Его все сильнее знобило. Он поднялся, начал ходить взад и вперед, не сходя с верхней ступени, вдоль алтаря, – так, чтобы можно было тотчас же коснуться его, если бы сюда ворвались солдаты Фронтона. Слабый, сладковатый и противный запах поднимался из желоба под алтарем, по которому стекала кровь жертвенных животных. Эту ночь он запомнит надолго. Ночь, когда он пришел с Палатина, после того как туда вторглись солдаты сената, и нынешняя ночь – два ужасных перевала в его жизни.
Но придет же ей конец, этой ночи. Наступит день – «Будет некогда день…». Теперь уже нет сомнений, что сон, приснившийся его матери, истолкован правильно. Он уже проделал большую часть подъема, самым крутым и трудным было начало пути; а как только наступит день, как только он избавится от этого проклятого мерцающего света, все поймут, кто он. Он стоял, недовольно выпятив нижнюю губу, в позе императора. Достал смарагд, поднес его к глазу и принялся критически, дерзко рассматривать изображение Тараты. Оно ему не по душе, весь ее храм ему не по душе. Он будет строить иначе, когда придет время. Он возведет грандиозные, монументальные здания. Вместо его колоссальной статуи, которой они в Риме отбили голову, он воздвигнет новую, еще более колоссальную. Свое изображение, громадных размеров, он высечет в горе, как это делали старые властелины. А Лабиринт, свой Лабиринт, он сделает гробницей, своим мавзолеем, восьмым чудом света.
Но богиня смотрела на него сверху вниз с кроткой и злой улыбкой, и ему стало страшно своего собственного величия. А тут он еще почувствовал потребность опорожнить мочевой пузырь. Сделать это здесь же, в целле, он не смел. Как знать, быть может, это будет сочтено за оскорбление богини и он лишится права убежища, осквернив храм? Но потребность мучила его все сильнее. Наконец он протиснулся за алтарь. Здесь он справил свою надобность, но вместе с чувством освобождения его охватил невыразимый страх.
К утру, совершенно измученный, он плотнее закутался в свой плащ и вытянулся – с твердым решением заснуть – на верхней ступени, тесно прижавшись к алтарю. Он еще раз потянул носом – не остался ли запах мочи, – стал читать про себя, чтобы заснуть, текст «Эдипа» и наконец действительно заснул.

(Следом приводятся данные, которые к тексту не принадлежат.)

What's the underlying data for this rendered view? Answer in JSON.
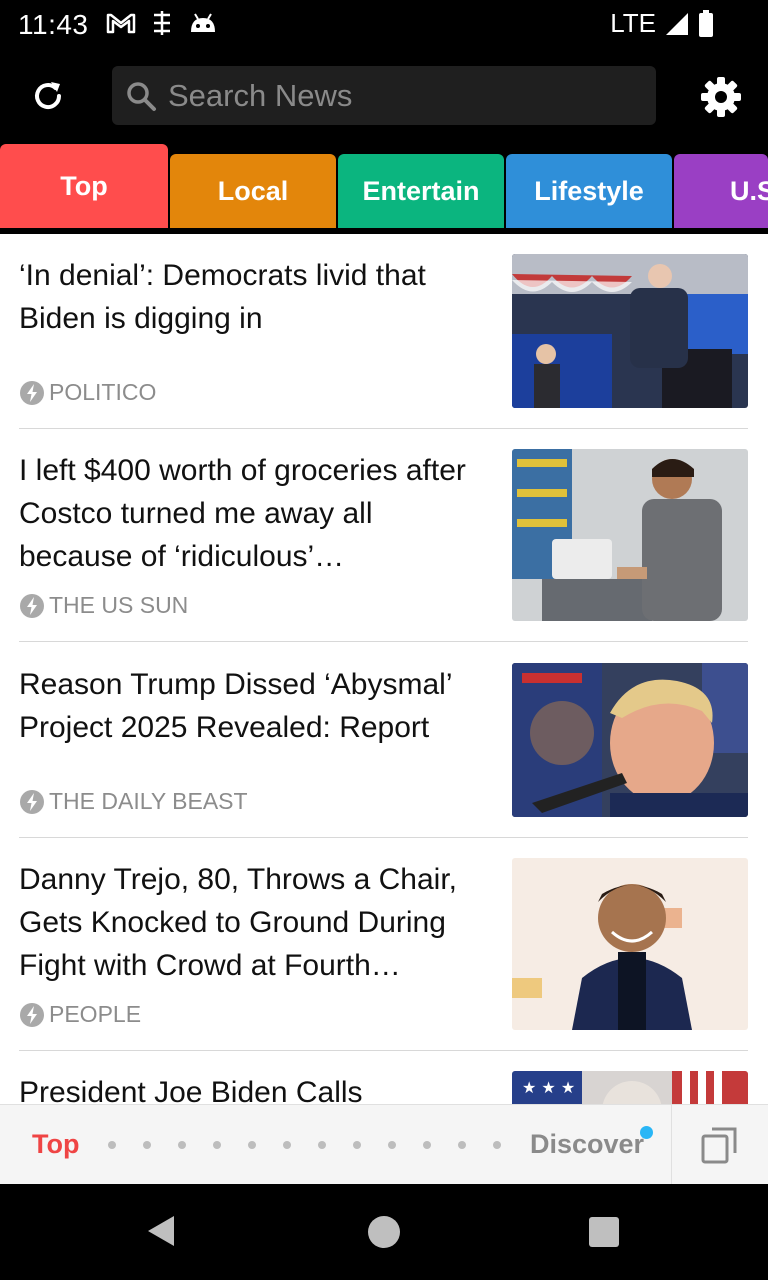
{
  "status_bar": {
    "time": "11:43",
    "network": "LTE",
    "left_icons": [
      "gmail-icon",
      "sync-icon",
      "android-icon"
    ],
    "right_icons": [
      "signal-icon",
      "battery-icon"
    ]
  },
  "app_bar": {
    "refresh_icon": "refresh-icon",
    "search_placeholder": "Search News",
    "settings_icon": "gear-icon"
  },
  "tabs": [
    {
      "label": "Top",
      "color": "#ff4d4d",
      "active": true
    },
    {
      "label": "Local",
      "color": "#e3860b",
      "active": false
    },
    {
      "label": "Entertain",
      "color": "#0bb57f",
      "active": false
    },
    {
      "label": "Lifestyle",
      "color": "#2f8fd9",
      "active": false
    },
    {
      "label": "U.S",
      "color": "#9a3fc4",
      "active": false
    }
  ],
  "news": [
    {
      "headline": "‘In denial’: Democrats livid that Biden is digging in",
      "source": "POLITICO"
    },
    {
      "headline": "I left $400 worth of groceries after Costco turned me away all because of ‘ridiculous’…",
      "source": "THE US SUN"
    },
    {
      "headline": "Reason Trump Dissed ‘Abysmal’ Project 2025 Revealed: Report",
      "source": "THE DAILY BEAST"
    },
    {
      "headline": "Danny Trejo, 80, Throws a Chair, Gets Knocked to Ground During Fight with Crowd at Fourth…",
      "source": "PEOPLE"
    },
    {
      "headline": "President Joe Biden Calls",
      "source": ""
    }
  ],
  "bottom_bar": {
    "top_label": "Top",
    "discover_label": "Discover",
    "dot_count": 12,
    "accent_color": "#ef4444",
    "badge_color": "#29b6f6"
  }
}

Когда он проснулся, все тело у него затекло, но озноба он уже не испытывал. В святилище он увидел людей – и испугался. Но оказалось, что это не римляне, а молодые жрецы Тараты, приносившие ей утреннюю жертву, козленка. Забившись в угол, он боязливо следил за ними – не обнаружат ли они следы содеянного им. Но они правили обряд, не обращая на него внимания. Закончив жертвоприношение, они облили алтарь струями воды, чтобы очистить его, и теперь всякая опасность для Теренция миновала.
Время шло. В целле появлялись и другие жрецы. Они с любопытством смотрели на человека, который искал убежища у алтаря богини. Никто не сказал ему ни слова. Теренций снова принял то равнодушное выражение, которое он усвоил в последнее время.
Он с облегчением вздохнул, когда наконец пришел верховный жрец Шарбиль. Ведь наверняка тот принес ему какое-нибудь решение – плохое или хорошее.
Шарбиль решил, что молодчик уже достаточно обмяк. Он явился в полном параде приветствовать гостя своей богини; золотая жреческая митра с острым концом венчала его дряхлую птичью голову. Согнув руки в локте и протянув их ладонями вверх, он почтительно приветствовал того, кто прибег к защите Тараты. Так же почтительно Теренций ответил на приветствие.